I just wish they could have done it without bringing my consciousness into this world. If only we had the choice beforehand. I know some believe that we do but I don't see that personally. I think it's just another thing people try and encourage themselves with- as in- we are living our own particular lives for a reason. I don't see how we are clever enough to make huge existential decisions before birth but then we are born dumb as shit for the first few years. Why would we need to experience life if we were that smart to begin with? I just don't see what we could learn or experience here that could be useful beyond this life. Plus, if we really are learning all this stuff through multiple reincarnations- why do we forget it each time round? Seems dumb.

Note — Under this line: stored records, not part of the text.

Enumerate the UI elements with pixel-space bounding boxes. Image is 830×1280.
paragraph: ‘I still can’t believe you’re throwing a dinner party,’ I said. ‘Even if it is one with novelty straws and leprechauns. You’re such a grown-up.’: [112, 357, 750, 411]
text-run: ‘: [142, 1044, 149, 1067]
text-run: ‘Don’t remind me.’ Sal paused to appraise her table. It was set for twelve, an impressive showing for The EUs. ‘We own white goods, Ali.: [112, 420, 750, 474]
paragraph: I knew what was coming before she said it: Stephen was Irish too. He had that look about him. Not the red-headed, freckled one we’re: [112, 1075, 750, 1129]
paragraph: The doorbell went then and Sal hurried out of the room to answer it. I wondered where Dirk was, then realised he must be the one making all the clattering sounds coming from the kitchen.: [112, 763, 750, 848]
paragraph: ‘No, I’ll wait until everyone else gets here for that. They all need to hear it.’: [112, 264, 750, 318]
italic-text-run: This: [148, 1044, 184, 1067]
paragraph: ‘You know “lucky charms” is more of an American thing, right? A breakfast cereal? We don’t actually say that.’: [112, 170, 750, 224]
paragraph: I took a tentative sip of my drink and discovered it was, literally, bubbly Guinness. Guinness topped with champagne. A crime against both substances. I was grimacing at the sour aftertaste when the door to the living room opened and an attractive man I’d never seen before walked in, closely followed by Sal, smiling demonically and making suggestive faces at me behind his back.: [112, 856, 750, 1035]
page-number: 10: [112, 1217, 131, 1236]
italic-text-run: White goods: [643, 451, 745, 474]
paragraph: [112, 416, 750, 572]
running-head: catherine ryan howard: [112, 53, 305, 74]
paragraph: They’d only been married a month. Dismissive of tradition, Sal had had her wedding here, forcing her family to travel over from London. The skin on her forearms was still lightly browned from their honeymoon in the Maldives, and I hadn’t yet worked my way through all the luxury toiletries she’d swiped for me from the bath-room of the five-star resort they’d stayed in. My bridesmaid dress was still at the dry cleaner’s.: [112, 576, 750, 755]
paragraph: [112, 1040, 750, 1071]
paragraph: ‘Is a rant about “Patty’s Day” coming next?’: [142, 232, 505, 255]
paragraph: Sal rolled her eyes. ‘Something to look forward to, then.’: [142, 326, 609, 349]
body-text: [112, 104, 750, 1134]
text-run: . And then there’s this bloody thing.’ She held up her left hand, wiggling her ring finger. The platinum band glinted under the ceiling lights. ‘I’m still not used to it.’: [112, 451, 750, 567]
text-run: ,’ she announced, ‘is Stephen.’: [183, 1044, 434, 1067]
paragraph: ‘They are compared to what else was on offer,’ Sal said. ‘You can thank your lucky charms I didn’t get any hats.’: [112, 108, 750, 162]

But- I wish prospective parents would really consider what they're doing. It's not like getting a new sofa or- even buying a puppy. You're going to be creating a new consciousness and a being that can feel both joy but also- enormous amounts of pain and suffering. Before you bring this lab rat into existence- are you sure? I wish my parents had gone for the new sofa/puppy.
I wish someone else were born instead of me. I hate the fact that I was brought into existence. I also hate the fact that I wasn't given a choice to consent. If I had a choice I would've never chosen to be born.

I wish that I could just be part of the source/greater consciousness. I hate the fact that I was given life and an individual consciousness. Why did it result in me of all people? I wish it could've resulted in someone else.